A great obstacle, yet a source of fascination to the author, Arabic is the language that most locals believed was the only one in the world. Along with nursing, the narrator studied [Arabic] for a long time including, four months in 1963 and ten months from 1964 to 1965. Retelling one incident, the author describes how, after building the new quarters in the hospital of palm branches and dried leaves, women were not allowed to cook inside though one woman does. All the author hears then is a woman screaming, “Dow, Dow!” Upon looking, the writer sees a fire and screams, “Hariiga!” A word she had learned means, “Fire!”
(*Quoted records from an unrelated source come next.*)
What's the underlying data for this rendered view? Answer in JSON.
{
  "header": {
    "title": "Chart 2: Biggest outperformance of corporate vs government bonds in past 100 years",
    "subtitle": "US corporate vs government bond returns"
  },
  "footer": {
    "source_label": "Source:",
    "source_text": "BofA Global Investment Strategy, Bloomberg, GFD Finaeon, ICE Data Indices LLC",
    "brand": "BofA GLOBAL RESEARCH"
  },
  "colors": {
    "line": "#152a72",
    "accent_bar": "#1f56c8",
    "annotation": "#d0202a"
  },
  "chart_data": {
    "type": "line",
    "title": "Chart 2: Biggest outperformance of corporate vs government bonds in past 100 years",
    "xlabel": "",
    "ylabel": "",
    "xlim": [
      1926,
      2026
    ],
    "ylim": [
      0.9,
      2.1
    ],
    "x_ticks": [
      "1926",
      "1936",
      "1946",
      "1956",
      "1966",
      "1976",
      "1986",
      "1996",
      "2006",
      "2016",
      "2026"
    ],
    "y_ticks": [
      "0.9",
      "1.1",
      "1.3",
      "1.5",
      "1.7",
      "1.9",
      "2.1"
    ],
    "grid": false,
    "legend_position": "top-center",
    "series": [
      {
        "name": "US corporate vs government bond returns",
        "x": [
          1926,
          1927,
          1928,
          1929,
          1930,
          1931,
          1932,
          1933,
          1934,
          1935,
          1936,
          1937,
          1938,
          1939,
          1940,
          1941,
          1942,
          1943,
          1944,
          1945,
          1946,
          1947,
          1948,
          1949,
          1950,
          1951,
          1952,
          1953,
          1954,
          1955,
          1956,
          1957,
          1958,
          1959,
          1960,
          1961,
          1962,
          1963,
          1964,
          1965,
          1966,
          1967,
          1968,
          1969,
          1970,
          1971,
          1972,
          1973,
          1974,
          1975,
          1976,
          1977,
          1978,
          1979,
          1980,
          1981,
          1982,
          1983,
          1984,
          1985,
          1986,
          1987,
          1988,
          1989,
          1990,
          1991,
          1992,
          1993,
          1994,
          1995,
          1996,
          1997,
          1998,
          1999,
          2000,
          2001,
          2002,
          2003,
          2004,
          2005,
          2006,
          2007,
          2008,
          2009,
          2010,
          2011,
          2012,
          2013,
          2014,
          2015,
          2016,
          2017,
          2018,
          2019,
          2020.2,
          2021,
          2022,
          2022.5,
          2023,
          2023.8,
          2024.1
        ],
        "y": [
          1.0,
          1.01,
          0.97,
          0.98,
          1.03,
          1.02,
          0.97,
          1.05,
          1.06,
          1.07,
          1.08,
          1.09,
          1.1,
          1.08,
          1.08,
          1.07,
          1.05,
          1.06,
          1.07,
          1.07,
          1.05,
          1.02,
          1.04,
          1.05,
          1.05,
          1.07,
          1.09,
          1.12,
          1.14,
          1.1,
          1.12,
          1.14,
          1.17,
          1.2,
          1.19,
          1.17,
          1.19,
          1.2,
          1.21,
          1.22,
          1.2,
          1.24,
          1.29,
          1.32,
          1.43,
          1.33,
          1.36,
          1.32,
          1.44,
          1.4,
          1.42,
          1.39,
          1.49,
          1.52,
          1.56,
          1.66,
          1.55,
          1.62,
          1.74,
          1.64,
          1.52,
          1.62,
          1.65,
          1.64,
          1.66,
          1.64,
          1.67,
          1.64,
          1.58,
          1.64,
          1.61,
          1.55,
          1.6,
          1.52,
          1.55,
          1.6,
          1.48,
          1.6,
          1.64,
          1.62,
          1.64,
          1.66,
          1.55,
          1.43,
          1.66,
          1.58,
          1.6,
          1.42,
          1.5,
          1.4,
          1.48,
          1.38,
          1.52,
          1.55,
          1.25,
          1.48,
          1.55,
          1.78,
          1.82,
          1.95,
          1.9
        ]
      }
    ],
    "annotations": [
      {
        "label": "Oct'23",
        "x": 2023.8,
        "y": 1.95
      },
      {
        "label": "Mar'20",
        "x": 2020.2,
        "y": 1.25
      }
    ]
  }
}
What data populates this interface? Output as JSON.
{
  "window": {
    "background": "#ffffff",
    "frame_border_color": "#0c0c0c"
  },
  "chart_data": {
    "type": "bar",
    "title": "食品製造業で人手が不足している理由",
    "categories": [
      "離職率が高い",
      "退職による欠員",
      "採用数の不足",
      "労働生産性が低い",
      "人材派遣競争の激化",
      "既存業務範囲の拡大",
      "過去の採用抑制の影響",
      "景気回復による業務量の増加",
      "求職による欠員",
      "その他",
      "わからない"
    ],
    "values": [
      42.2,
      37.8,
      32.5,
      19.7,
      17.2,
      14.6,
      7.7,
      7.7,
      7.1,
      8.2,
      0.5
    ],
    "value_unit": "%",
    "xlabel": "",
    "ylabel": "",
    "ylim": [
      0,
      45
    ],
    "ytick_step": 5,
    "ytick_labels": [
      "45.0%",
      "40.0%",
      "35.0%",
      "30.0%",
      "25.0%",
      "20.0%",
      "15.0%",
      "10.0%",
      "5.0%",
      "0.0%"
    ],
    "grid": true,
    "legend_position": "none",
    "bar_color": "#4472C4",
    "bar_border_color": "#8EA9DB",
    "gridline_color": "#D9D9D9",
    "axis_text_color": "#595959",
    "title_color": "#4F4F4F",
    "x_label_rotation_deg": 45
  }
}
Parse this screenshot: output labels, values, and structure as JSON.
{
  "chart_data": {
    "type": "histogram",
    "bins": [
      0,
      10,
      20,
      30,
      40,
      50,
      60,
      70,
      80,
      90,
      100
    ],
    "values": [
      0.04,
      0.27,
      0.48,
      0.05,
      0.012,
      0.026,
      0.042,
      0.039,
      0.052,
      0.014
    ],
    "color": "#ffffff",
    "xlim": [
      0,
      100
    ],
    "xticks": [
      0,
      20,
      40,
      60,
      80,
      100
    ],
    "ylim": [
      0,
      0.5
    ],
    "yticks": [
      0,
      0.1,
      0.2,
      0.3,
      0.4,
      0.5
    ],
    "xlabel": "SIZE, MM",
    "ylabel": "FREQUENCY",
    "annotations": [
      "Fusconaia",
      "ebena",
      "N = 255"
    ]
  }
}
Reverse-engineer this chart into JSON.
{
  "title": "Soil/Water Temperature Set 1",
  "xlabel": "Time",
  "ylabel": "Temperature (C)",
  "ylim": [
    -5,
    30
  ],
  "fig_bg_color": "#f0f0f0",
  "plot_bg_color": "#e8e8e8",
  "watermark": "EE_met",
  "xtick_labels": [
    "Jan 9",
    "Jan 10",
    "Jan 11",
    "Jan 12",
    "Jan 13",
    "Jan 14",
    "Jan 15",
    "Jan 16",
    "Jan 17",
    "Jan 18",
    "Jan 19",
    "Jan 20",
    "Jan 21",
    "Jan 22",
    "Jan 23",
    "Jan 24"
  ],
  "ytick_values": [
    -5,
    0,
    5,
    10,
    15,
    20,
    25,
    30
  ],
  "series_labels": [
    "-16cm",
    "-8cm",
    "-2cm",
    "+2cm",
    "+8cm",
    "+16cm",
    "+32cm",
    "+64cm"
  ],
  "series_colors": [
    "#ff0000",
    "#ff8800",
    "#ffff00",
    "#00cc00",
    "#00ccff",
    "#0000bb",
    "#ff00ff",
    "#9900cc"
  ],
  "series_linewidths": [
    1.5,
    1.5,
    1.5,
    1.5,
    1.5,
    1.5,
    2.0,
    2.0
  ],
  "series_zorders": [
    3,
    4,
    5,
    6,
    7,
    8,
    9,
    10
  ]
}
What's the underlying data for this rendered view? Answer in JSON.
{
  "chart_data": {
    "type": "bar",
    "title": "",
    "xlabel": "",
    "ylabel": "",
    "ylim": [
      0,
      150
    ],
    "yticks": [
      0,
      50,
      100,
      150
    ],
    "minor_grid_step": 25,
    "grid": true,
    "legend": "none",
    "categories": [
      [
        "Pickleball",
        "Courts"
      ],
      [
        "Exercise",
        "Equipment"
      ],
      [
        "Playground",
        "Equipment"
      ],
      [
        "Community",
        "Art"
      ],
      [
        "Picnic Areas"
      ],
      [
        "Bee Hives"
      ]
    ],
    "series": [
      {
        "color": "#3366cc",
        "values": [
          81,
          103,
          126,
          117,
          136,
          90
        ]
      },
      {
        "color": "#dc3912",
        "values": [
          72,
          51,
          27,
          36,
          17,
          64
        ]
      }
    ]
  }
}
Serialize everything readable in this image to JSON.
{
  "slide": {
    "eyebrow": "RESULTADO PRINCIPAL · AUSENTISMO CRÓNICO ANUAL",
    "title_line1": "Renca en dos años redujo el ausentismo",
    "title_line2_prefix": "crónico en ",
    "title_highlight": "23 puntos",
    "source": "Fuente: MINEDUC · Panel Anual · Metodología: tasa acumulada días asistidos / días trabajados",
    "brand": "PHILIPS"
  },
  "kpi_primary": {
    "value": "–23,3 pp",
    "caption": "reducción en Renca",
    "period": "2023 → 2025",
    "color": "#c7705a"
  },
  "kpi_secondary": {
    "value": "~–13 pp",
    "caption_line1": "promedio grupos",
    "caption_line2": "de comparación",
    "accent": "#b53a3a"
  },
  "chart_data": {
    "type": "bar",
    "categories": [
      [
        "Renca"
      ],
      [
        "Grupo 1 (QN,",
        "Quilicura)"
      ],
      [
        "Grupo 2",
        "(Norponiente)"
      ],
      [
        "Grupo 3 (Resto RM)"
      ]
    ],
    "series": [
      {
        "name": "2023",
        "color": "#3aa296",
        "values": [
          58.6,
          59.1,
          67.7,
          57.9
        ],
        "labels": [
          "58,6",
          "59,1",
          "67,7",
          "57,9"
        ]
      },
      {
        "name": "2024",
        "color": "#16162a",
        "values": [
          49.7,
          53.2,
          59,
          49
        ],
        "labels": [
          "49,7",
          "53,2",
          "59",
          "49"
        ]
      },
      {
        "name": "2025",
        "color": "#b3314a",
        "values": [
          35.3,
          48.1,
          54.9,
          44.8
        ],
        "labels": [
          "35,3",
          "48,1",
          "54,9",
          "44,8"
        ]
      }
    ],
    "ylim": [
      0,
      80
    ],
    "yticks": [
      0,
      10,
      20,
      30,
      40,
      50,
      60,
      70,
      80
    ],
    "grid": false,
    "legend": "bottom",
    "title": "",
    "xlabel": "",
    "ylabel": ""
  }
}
With all the improvements that Sheikh Zayed worked on that changed people’s lives: “from camel to Cadillacs, from shifting desert trails to six-lane highways, from little areesh huts to huge modern villas”, she still finds the citizens welcoming, caring, undeterred and moral. The author explains how her stay in Al Ain was very happy, how she loved the “beautiful language”, how she felt like she was a “part of big family”. Upon meeting Sheikha Salama bint Butti Al Qubaisi [the mother of Sheikh Zayed and Sheikh Shakhbut], tenderly known as Umm esh Shyuukh or the Mother of Rulers, Dr Latifa becomes extremely fond of her wisdom and kindness, for which she was known.

After those 40 years in UAE, Dr Latifa’s lifestyle is greatly influenced by Arab civilization and ethnicities. In conclusion, Gertrude Dyck, through her narration seizes the opportunity to describe her stay in Al Ain, immortalising her most remarkable life in the UAE on paper. She describes the impact the Arabic language has left on her, along with the kindness, wisdom and friendliness. Those 40 years remained forever printed in her heart – and book. She represents the idea of an accomplished women in many ways.

Review by Gana Al Shafaei. The original has been edited for style and clarity.